Women who wear makeup are perceived as prestigious, dominant
Women who wear makeup are thought of as ‘prestigious’ by men and as ‘dominant’ by fellow females, say researchers.sex and relationships Updated: Jun 26, 2016 18:40 IST
Women who wear makeup are thought of as ‘prestigious’ by men and as ‘dominant’ by fellow females, say researchers.
The research is the first to report on how males and females differently perceive women who wear make-up.
Researchers found that make-up changes perceptions of status depending on who is making the judgement — males or females.
“While both sexes agree that women with make-up look more attractive when it comes to “high status”, it really depends on who is looking,” said Viktoria Mileva from University of Stirling in the UK.
“Men think women with make-up are more ‘prestigious’, while women think women with make-up are more dominant,” said Mileva.
Researchers suggest that ‘high status’ can be obtained through two main routes. Either you are dominant, which means you are happy using forcefulness or manipulation to make people follow you.
Alternatively, you can gain high status by prestige; by having positive merits and qualities that make other want to follow you, they said.
The study also found that women held rather negative views of other women who wear make-up.

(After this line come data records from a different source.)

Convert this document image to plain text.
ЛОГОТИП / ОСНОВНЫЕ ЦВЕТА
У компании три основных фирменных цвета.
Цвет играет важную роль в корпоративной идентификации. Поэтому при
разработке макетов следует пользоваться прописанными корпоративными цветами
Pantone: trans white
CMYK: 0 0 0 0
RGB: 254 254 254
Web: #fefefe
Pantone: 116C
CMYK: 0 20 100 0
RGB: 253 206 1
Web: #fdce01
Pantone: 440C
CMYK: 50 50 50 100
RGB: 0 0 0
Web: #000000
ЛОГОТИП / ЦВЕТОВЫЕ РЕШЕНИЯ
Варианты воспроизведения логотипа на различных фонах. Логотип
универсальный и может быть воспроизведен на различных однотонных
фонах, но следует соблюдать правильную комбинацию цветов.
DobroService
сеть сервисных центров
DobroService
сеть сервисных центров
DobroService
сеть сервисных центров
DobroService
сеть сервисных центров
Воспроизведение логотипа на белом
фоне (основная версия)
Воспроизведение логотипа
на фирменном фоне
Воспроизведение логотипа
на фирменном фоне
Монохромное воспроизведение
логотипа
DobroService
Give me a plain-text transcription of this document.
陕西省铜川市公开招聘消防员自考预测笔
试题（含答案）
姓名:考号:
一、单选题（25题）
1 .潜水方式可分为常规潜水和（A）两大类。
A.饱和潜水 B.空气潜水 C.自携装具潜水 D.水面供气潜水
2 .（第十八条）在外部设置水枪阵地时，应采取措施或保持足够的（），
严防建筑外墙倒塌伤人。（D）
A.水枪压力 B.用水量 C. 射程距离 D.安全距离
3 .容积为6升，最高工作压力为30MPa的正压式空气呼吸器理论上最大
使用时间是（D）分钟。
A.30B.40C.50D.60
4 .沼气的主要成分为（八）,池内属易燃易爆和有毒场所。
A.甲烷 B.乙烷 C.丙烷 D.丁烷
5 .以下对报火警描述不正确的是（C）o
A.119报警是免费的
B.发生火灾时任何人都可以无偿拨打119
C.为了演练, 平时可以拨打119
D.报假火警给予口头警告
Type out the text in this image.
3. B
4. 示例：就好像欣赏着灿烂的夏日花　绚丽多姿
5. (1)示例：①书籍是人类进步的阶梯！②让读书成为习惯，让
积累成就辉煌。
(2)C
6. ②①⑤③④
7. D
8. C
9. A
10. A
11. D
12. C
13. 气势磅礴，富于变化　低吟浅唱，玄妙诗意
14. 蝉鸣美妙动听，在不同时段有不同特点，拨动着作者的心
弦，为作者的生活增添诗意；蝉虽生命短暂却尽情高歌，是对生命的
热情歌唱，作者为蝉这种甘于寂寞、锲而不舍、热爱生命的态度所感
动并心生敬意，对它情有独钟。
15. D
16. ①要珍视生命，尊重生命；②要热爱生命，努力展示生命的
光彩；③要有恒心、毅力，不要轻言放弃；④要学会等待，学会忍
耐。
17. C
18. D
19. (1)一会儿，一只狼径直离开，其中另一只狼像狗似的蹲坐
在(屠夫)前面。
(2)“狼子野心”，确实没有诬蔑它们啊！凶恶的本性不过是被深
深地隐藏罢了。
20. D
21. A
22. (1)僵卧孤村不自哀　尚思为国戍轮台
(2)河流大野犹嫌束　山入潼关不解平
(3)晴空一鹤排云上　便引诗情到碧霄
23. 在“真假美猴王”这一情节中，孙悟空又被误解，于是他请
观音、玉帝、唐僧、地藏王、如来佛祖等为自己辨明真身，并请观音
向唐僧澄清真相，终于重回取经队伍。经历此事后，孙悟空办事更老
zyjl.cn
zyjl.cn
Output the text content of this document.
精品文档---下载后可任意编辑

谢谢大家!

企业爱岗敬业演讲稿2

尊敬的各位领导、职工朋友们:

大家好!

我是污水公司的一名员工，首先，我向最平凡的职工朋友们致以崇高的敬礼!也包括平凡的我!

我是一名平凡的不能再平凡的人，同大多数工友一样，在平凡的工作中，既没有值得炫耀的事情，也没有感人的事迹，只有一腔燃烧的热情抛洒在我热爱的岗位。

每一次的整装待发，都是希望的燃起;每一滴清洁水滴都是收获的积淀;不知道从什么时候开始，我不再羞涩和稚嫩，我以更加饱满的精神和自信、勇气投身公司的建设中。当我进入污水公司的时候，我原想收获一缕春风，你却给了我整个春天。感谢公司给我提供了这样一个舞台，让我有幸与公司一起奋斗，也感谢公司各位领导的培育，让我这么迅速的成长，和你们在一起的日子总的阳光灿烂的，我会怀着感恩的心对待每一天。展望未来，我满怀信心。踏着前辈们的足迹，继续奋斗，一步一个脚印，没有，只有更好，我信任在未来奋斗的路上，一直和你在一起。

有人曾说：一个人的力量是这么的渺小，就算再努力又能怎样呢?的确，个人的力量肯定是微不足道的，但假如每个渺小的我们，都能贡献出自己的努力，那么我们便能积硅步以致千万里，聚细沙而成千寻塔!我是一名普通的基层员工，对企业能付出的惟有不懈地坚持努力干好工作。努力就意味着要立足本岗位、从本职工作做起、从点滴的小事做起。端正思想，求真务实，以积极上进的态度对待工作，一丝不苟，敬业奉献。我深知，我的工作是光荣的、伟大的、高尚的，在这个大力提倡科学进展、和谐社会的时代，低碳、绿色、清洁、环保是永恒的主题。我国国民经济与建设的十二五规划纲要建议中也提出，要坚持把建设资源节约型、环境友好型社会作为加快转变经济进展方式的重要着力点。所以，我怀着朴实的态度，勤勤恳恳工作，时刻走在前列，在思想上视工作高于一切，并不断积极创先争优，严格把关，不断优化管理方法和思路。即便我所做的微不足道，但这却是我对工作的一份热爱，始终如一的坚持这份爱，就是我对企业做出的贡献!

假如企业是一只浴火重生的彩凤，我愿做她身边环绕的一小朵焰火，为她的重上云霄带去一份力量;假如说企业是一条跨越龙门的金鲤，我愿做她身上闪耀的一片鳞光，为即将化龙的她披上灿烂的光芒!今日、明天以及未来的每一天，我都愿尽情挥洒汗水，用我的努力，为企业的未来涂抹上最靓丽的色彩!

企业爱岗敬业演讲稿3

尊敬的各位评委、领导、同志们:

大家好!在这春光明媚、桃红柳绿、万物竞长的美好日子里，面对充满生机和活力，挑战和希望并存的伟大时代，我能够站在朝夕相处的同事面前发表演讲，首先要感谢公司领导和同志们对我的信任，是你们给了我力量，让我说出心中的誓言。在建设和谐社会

“We did some follow-up studies as to why women might feel that women with make-up are perceived as more dominant, and it looks like it might be related to jealousy and threat potential — women rating women with make-up said they would be more jealous of them, thought they were more promiscuous, and would be more attractive to men than their non-make-up wearing counterparts,” said Mileva.
“For example, at a job interview, knowing whether the hiring committee will consist of men or women might influence a female candidate’s decision about wearing make-up,” Mileva said.
“Whether the interviewers will view her as attractive, dominant, and/or prestigious can affect her and the interviewers’ actions and perhaps the outcome of the interview itself,” she added.
The findings were published in the journal Perception.